ALIMENTO DIÁRIO

MATEUS 28: 1-10 – PARTE I

Alimento diário

A Ressurreição

Para a prova da ressurreição de Jesus, temos aqui o testemunho do anjo, e do próprio Mestre, no que diz respeito à ressurreição. Agora podemos pensar que teria sido melhor se o fato tivesse sido organizado assim, que um número competente de testemunhas tivesse estado presente, e tivesse visto a pedra sendo tirada pelo anjo, e o corpo morto revivendo, como as pessoas viram Lázaro sair do túmulo, e então o assunto não seria objeto de disputa. Mas não estabeleçamos algo para a Infinita Sabedoria, que ordenou que as testemunhas de sua ressurreição devessem vê-lo ressuscitado, mas não vê-lo ressuscitar. A sua encarnação foi um mistério; como também foi essa ressurreição, esta nova formação do corpo de Cristo, para o seu estado exaltado. Ele foi, portanto, formado em segredo. “Bem-aventurados aqueles que não viram, e creram”. Cristo deu provas de sua ressurreição que foram comprovadas pelas Escrituras, e pela palavra que Ele havia falado (Lucas 24.6,7-44; Marcos 16.7); porque aqui devemos “andar por fé, e não por vista”. Aqui temos:

I – A ida das mulheres bondosas ao sepulcro. Observe:

1. Quando elas foram: no fim do sábado, quando já despontava o primeiro dia da semana (v. 1). Isto fixa o dia da ressurreição de Cristo.

(1) Ele ressuscitou ao terceiro dia após a sua morte. Esse foi o dia em que Ele frequentemente havia pré-estabelecido, e manteve a sua palavra.

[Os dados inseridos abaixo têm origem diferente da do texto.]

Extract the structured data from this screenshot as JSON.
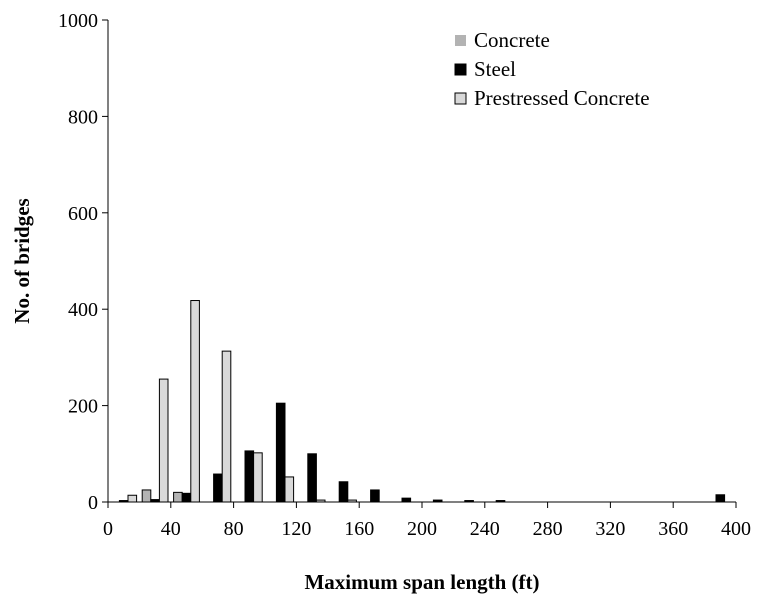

Ele foi sepultado na noite do sexto dia da semana, e ressuscitou na manhã do primeiro dia da semana seguinte, de forma que permaneceu no túmulo por cerca de trinta e seis ou trinta e oito horas. Ele ficou ali portanto tempo, para mostrar que estava real e verdadeiramente morto; e não mais tempo que isso, para que não visse a corrupção. Ele ressuscitou ao terceiro dia, como resposta à tipificação do profeta Jonas (cap. 12.40), e para cumprir aquela profecia (Oseias 6.2): “Ao terceiro dia, nos ressuscitará, e viveremos diante dele”.

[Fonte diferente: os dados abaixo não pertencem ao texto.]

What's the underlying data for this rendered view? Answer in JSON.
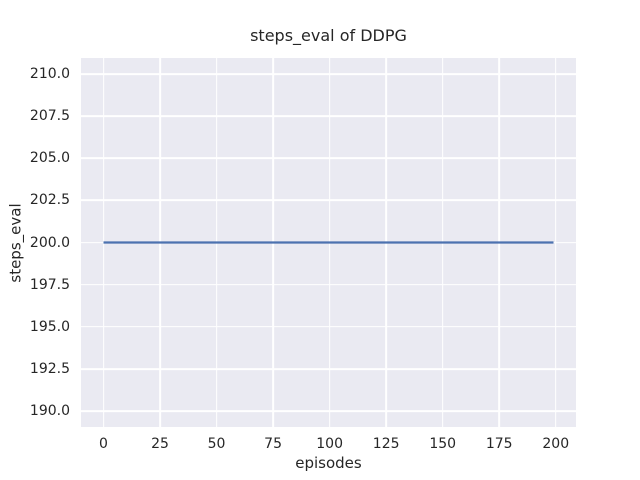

(2)  Ele ressuscitou depois do sábado judaico, e aquele era o sábado de Páscoa. Ele permaneceu no túmulo durante todo aquele dia, o que significava a abolição das festas judaicas e as outras partes da lei cerimonial, e que o seu povo deveria eliminar essas observâncias, e não dar atenção a elas, assim como Ele fez quando jazia na sepultura. Cristo, no sexto dia, terminou a sua obra. Ele disse: “Está consumado”. No sétimo dia, Ele descansou, e então no primeiro dia da semana seguinte, agiu como se estivesse começando um mundo novo, e entrando em uma nova obra. Não permitamos, portanto, que homem algum nos julgue agora com respeito a luas novas, ou sábados judaicos, que eram, na verdade, uma sombra das coisas boas que estavam por vir; pois a essência delas era Cristo. Podemos, além disso, observar que o tempo que os santos ficam no túmulo é, para eles, o equivalente a um sábado (assim como era o sábado judaico, que consistia principalmente de descanso físico), porque ali eles repousavam de suas obras (Jó 3.17); e isso se deve a Cristo.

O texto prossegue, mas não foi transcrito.